If we hoped to read them, we may think again.
She’s composed, has been for centuries,
and we are left to wrestle with the knowledge
that this was always meant to be,
that part of her would have it no other way;
the other part is left for us to fathom how
a blow unthinkable in human terms
can in an oil painting be transformed.
Note
This poem was inspired by the painting of the Pietà by Pietro Perugino, the Italian Renaissance artist whose compositions are known for their classicism and formal symmetry. Like the Michelangelo sculpture of the same name, the painting depicts the Virgin Mary mourning over the body of her son. Executed c. 1483–1493, it was originally painted for church of San Giusto alle Mura, outside Florence, and is now in the Uffizi.
Nicodemus, a wealthy member of the Sanhedrin who studied with Jesus, assisted in his burial, supplying myrrh and aloes as embalming spices. Joseph of Arimathea, a disciple of Jesus, is known as being the man who obtained permission from Pontius Pilate to remove the body of Jesus after his crucifixion, and purchased linen in which to bury him. Both Nicodemus and Joseph are venerated as saints in the Catholic and Orthodox Churches.
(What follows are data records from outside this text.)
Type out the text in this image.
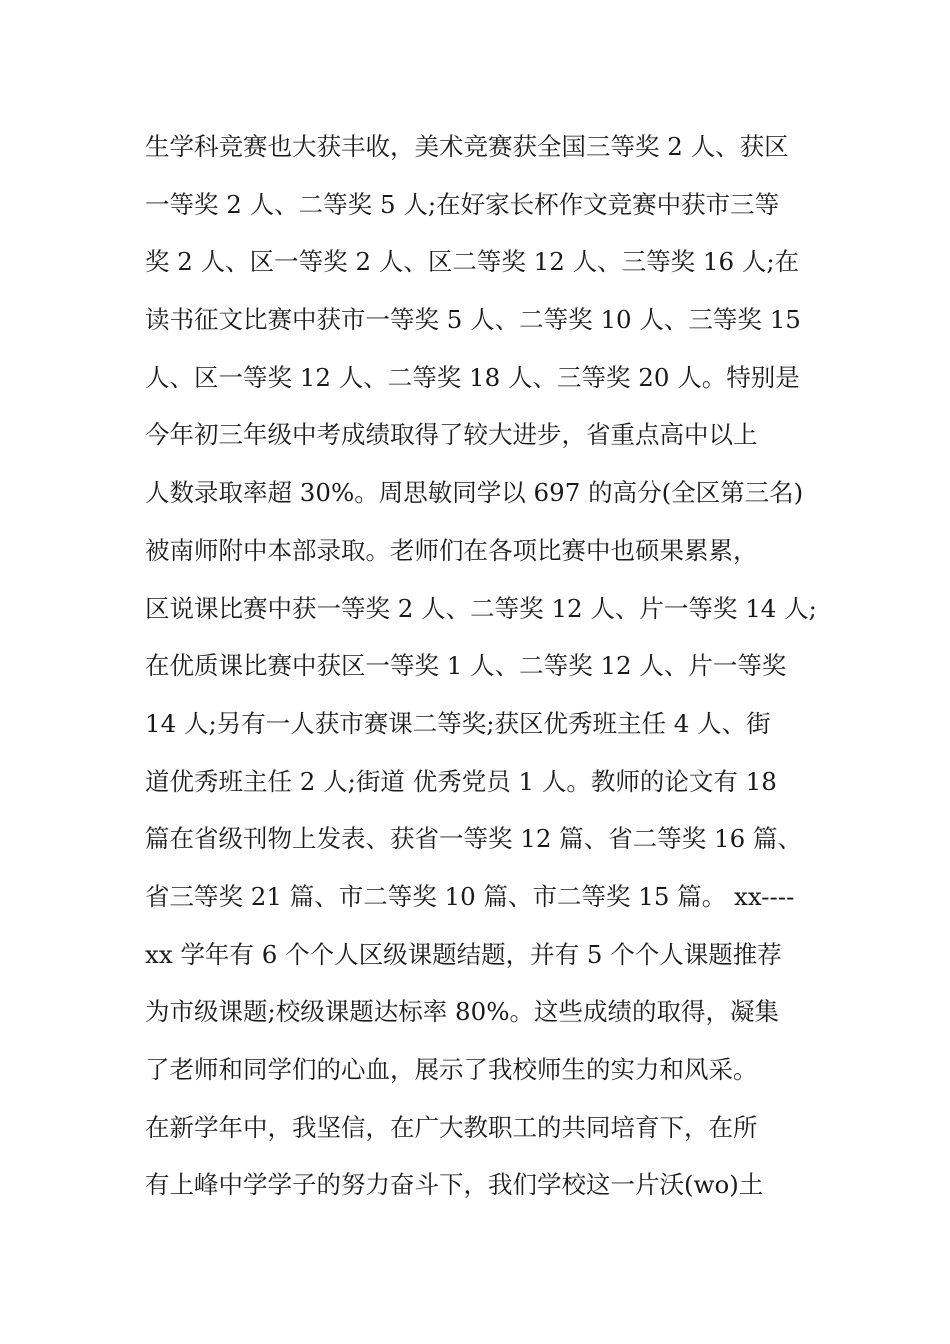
生学科竞赛也大获丰收，美术竞赛获全国三等奖 2 人、获区
一等奖 2 人、二等奖 5 人;在好家长杯作文竞赛中获市三等
奖 2 人、区一等奖 2 人、区二等奖 12 人、三等奖 16 人;在
读书征文比赛中获市一等奖 5 人、二等奖 10 人、三等奖 15
人、区一等奖 12 人、二等奖 18 人、三等奖 20 人。特别是
今年初三年级中考成绩取得了较大进步，省重点高中以上
人数录取率超 30%。周思敏同学以 697 的高分(全区第三名)
被南师附中本部录取。老师们在各项比赛中也硕果累累，
区说课比赛中获一等奖 2 人、二等奖 12 人、片一等奖 14 人;
在优质课比赛中获区一等奖 1 人、二等奖 12 人、片一等奖
14 人;另有一人获市赛课二等奖;获区优秀班主任 4 人、街
道优秀班主任 2 人;街道 优秀党员 1 人。教师的论文有 18
篇在省级刊物上发表、获省一等奖 12 篇、省二等奖 16 篇、
省三等奖 21 篇、市二等奖 10 篇、市二等奖 15 篇。 xx----
xx 学年有 6 个个人区级课题结题，并有 5 个个人课题推荐
为市级课题;校级课题达标率 80%。这些成绩的取得，凝集
了老师和同学们的心血，展示了我校师生的实力和风采。
在新学年中，我坚信，在广大教职工的共同培育下，在所
有上峰中学学子的努力奋斗下，我们学校这一片沃(wo)土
‘Pietà’ was awarded second prize in the International Proverse Poetry Prize (Hong Kong), 27 April 2022, and was first published in Mingled Voices 7, International Proverse Poetry Prize Anthology 2022, ed. G & V Bickley (Proverse Hong Kong, April 2023).
Bio
Denise O’Hagan is a Sydney-based editor and poet, born in Rome, with a background in commercial book publishing in the UK and Australia. Recipient of the Dalkey Poetry Prize, her work is published internationally and has been shortlisted in the ACU Poetry Prize, the Robert Graves Poetry Prize and the Plough Writing Prize. Her poetry collections include The Beating Heart, shortlisted for Society of Women Writers NSW Book Awards (2022), and Anamnesis, category finalist in the Eric Hoffer Book Award (2023).